Emerging markets are vibrant, but also volatile. Investing in emerging market sovereign debt can offer attractive potential returns for investors, as these economies often have higher economic growth rates. However, investing in emerging market sovereign debt could be risky and bring negative impacts on climate.

The Partnership for Carbon Accounting Financials (PCAF) can help investors in sovereign debt assess the climate impact of their investments. By measuring the carbon footprint, investors can identify countries and issuers that are contributing the most to carbon emissions and help mitigate climate change through investments.

Analysis

For most of the countries, there are significant disparities between production emissions per capita and consumption emissions per capita resulting from international trade (see figure below). When a country produces goods and services, it emits greenhouse gases (GHGs) through various processes such as energy generation. If these goods and services are exported and consumed in another country, the emissions associated with their production will not be accounted for in the consuming country’s inventory of GHG emissions. This creates a discrepancy between the production emissions and the consumption emissions of a country. Thus, financial institutions as well as general investors need to track the GHG emissions of countries more holistically rather than depending on one sole metric.

Emerging market countries are scattered around the dotted line, which means that their emission intensity metrics are different from a production perspective and from a consumption perspective. Emerging market sovereign debt may be attractive than developed market sovereign debt due to the potential for higher yields. However, it should be noted that investing in emerging market sovereign debt can also have an impact on sustainability and environmental issues. Below, I select nine emerging countries to explore their GHG emissions.

Some emerging markets have highly overlapping production and consumption emission metrics, while some have more divergent metrics (see figure below). Production and consumption emissions per capita are very close in Brazil, India, and Indonesia. And the metrics are getting closer in recent years in Mexico and Turkey. However, the differences between two metrics are significant in China, Poland, Russia, and South Africa. Each country exhibits its own characteristics on emission metrics. They also have its own ESG factors to consider when assessing investment opportunities. Therefore, it is important to conduct country-specific analyses before investing in sovereign debt.

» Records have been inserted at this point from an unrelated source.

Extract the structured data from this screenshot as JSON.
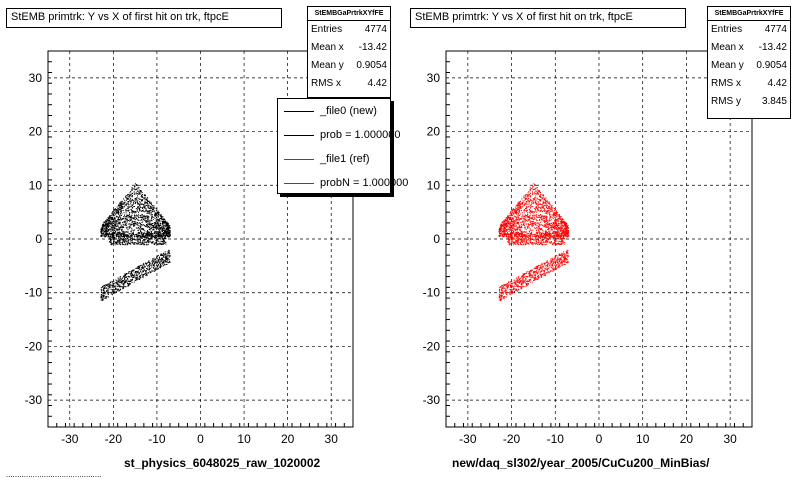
{
  "chart_data": [
    {
      "type": "scatter",
      "title": "StEMB primtrk: Y vs X of first hit on trk, ftpcE",
      "xlabel": "st_physics_6048025_raw_1020002",
      "ylabel": "",
      "xlim": [
        -35,
        35
      ],
      "ylim": [
        -35,
        35
      ],
      "xticks": [
        -30,
        -20,
        -10,
        0,
        10,
        20,
        30
      ],
      "yticks": [
        -30,
        -20,
        -10,
        0,
        10,
        20,
        30
      ],
      "grid": true,
      "series": [
        {
          "name": "_file0 (new)",
          "color": "#000000"
        }
      ],
      "stats": {
        "header": "StEMBGaPrtrkXYfFE",
        "rows": [
          {
            "label": "Entries",
            "value": "4774"
          },
          {
            "label": "Mean x",
            "value": "-13.42"
          },
          {
            "label": "Mean y",
            "value": "0.9054"
          },
          {
            "label": "RMS x",
            "value": "4.42"
          }
        ]
      },
      "legend": {
        "placement": "top-right",
        "entries": [
          {
            "label": "_file0 (new)",
            "color": "#000000"
          },
          {
            "label": "prob = 1.000000",
            "color": "#000000"
          },
          {
            "label": "_file1 (ref)",
            "color": "#ff0000"
          },
          {
            "label": "probN = 1.000000",
            "color": "#ff0000"
          }
        ]
      }
    },
    {
      "type": "scatter",
      "title": "StEMB primtrk: Y vs X of first hit on trk, ftpcE",
      "xlabel": "new/daq_sl302/year_2005/CuCu200_MinBias/",
      "ylabel": "",
      "xlim": [
        -35,
        35
      ],
      "ylim": [
        -35,
        35
      ],
      "xticks": [
        -30,
        -20,
        -10,
        0,
        10,
        20,
        30
      ],
      "yticks": [
        -30,
        -20,
        -10,
        0,
        10,
        20,
        30
      ],
      "grid": true,
      "series": [
        {
          "name": "_file1 (ref)",
          "color": "#ff0000"
        }
      ],
      "stats": {
        "header": "StEMBGaPrtrkXYfFE",
        "rows": [
          {
            "label": "Entries",
            "value": "4774"
          },
          {
            "label": "Mean x",
            "value": "-13.42"
          },
          {
            "label": "Mean y",
            "value": "0.9054"
          },
          {
            "label": "RMS x",
            "value": "4.42"
          },
          {
            "label": "RMS y",
            "value": "3.845"
          }
        ]
      }
    }
  ],
  "footer_text": "..........................................."
}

In the past decade, emerging countries have shown an overall positive trend of decreasing carbon emission intensities (see figures below). This trend is a promising sign for global efforts to mitigate climate change, as emerging countries are among the largest contributors to greenhouse gas emissions. Although China is one of the largest GHG-emission countries, its production and consumption emission intensity metrics have shown a remarkable rate of decline. Investors can take decreasing rates of emissions into consideration, because their investments could be used in emission reduction projects contributing to sustainable objectives.

Conclusion

The PCAF provides valuable insights and practical guidelines for measuring the carbon footprint of investments, which can help investors make more informed investment decisions. However, carbon emissions data might be incomplete or unreliable, and the metrics also have limitations. Furthermore, investors should consider more other factors besides carbon emissions when investing in sovereign debt, such as social and political factors, etc.